IT'S enough for me that the individual who created the culture of jogging died of a heart attack whilst practising it.

In the karma of exercise this brings me to two conclusions: that either (a) God has a sick sense of humour or (b) the masochistic process of pounding the roads for miles has the air of tragedy and stupidity all over it.

With the recent report into the deaths of four competitors in last year's Great North Run, statistics seem to be on my side. Confirming a suspicion I've carried for some time, medical experts have now revealed that it isn't funny or brave to run for 13 miles dressed as an ostrich. Hell, it might even kill you.

I've never understood people's fascination with exercise. Pushing yourself to the point of exhaustion in the name of well-being seems a contradiction in terms. Over the past ten years, however, the sharp upturn for the health and leisure industry has created a niche market all of its very own.
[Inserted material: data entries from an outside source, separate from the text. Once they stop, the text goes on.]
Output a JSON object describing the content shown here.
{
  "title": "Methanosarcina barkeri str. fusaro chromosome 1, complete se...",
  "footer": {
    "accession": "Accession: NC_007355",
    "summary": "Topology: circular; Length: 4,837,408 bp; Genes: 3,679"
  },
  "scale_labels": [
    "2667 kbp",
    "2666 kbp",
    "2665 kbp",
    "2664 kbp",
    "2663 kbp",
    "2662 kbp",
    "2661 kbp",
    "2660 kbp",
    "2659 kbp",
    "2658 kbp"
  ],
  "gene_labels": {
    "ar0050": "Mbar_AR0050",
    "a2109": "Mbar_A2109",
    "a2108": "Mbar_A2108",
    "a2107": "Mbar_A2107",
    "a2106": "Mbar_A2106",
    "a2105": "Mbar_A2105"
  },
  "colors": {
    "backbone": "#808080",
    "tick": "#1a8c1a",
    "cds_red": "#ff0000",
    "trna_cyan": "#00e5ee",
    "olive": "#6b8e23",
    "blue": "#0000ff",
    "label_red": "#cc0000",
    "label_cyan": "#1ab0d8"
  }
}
For some, this has meant the ritual of grinding their Achilles tendons into the asphalt has continued to thrive. For others a new worship place has emerged at which their every muscle, cartilage and credit card number is catered for in an instant.

The modern gymnasium is the new social utopia, or should that be Hitler's bunker? Here, under the eye of Gestapo generals, sorry personal trainers, people are put to work on the sort of training regimes that would put a Foreign Legion soldier to shame.

There's something quite disturbing in the idea that the way to a better life is through a bucketful of sweat and a ruptured hamstring. Walk into any of these places and the moans and groans you hear are like those from a low rent porno. From middle-aged bank managers trying to recapture his youth to teenage poseurs searching for the six-pack dream, it's an orthopaedic and obsessive life accident waiting to happen.

Not to mention boring of course. The po-faced seriousness of most of these exercise protagonists is enough to send concrete to sleep. From their yoga warm up to their sweating apocalypse, every minute of their dull hobby is shot through with a kind of joyless elitism. Pull on a tracksuit or a leotard and it's as if their personality has been sucked through their ears. Look at me, they brag, I'm better than you because I have the same natural diet as a Bavarian goat farmer (but alas no goats) and can do 50 squats with a midget strapped to my back - which is, of course, incredibly useful in the everyday event of rescuing an injured midget from a burning building or other natural disaster.

In the normal nine to five world, however, in which I mean our world, the idea of doing anything 50 times in a row is non-applicable unless you suffer from Alzheimer's disease or are incredibly drunk... with a midget. Plainly, if God had intended us to wear training shoes he wouldn't have invented slippers, which is the sort of irony that's completely lost on individuals who utter phrases like "Feel the burn" and still manage to keep a straight face.

Worryingly, however, the buggers are now everywhere. From aggressive runners in the park to macrobiotic junkies blocking supermarket aisles, the exercise Nazis are goose-stepping and circuit training their way to complete world domination.

They must be stopped. If for no other reason than the term "joggers' nipple" has no real place at any time, in any language. "Joggers nipple". Remember those words. Remember them well.